You may be offered the opportunity to take part in a study to investigate new diagnosis methods, drugs and treatments. Some studies also look at the care and well-being of patients. Your doctor or nurse can give you more information on opportunities for you to take part in a clinical trial.

A number of clinical trials are underway looking at new drugs that may overcome some of the limitations of the existing drugs used to treat GIST. Some clinical trials are trying to find better ways of using the drugs already available. Your oncologist should be able to advise you concerning the availability of a clinical trial for your particular situation.

Side effects of treatment

You may experience side effects from your treatment. If you have had surgery for GIST it may have some lasting impact on your eating habits, for example, if you had a GIST in your stomach you will have needed to have part or most of your stomach removed. This will affect how you eat. Specialist dieticians can give you advice and support on making changes to your diet. Support and information on diet should be available to all patients who have had major abdominal surgery.

Imatininb and sunitinib are strong drugs that can often cause side effects.

Side effects of imatinib can include:

  • Tiredness
  • Feeling sick
  • Diarrhoea
  • Swollen ankles
  • Puffy eyes
  • Itchy rash

Side effects of sunitinib can include:

  • Skin rash and soreness
  • Tiredness
  • Mouth ulcers
  • High blood pressure

Side effects of regorafenib can include:

  • Tiredness
  • Loss of appetite
  • Diarrhoea
  • Weight loss
  • Pain

These side effects can be treated by other medicines and your sarcoma clinical nurse specialist can give you advice and support on managing the effects of taking imatinib and sunitinib. If your symptoms continue or are troublesome please speak to your sarcoma clinical nurse specialist or doctor.
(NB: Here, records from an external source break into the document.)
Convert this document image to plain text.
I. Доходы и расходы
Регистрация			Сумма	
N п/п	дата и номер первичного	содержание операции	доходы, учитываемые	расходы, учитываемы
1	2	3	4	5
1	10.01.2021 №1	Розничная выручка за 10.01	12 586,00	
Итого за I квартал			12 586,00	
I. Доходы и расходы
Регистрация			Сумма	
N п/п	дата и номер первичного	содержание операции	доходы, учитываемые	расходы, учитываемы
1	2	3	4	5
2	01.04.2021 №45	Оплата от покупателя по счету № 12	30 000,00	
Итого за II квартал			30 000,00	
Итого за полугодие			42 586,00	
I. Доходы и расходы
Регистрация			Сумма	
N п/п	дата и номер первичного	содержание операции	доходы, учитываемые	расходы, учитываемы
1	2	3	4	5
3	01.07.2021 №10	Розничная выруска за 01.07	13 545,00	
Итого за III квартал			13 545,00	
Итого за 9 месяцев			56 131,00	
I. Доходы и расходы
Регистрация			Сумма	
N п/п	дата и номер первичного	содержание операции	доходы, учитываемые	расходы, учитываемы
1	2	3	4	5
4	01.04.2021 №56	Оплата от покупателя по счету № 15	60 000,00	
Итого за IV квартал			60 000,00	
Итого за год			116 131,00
A recurrence of GIST may be accompanied by cancer in other parts of the body. This is called metastasis or secondary cancer. Secondary cancers in GIST patients can appear anywhere but they most commonly occur in the abdomen and liver. They are treated with the targeted drugs imatinib and sunitinib. You will be monitored to see how your cancer is responding to these drugs and your follow up schedule will continue throughout your treatment.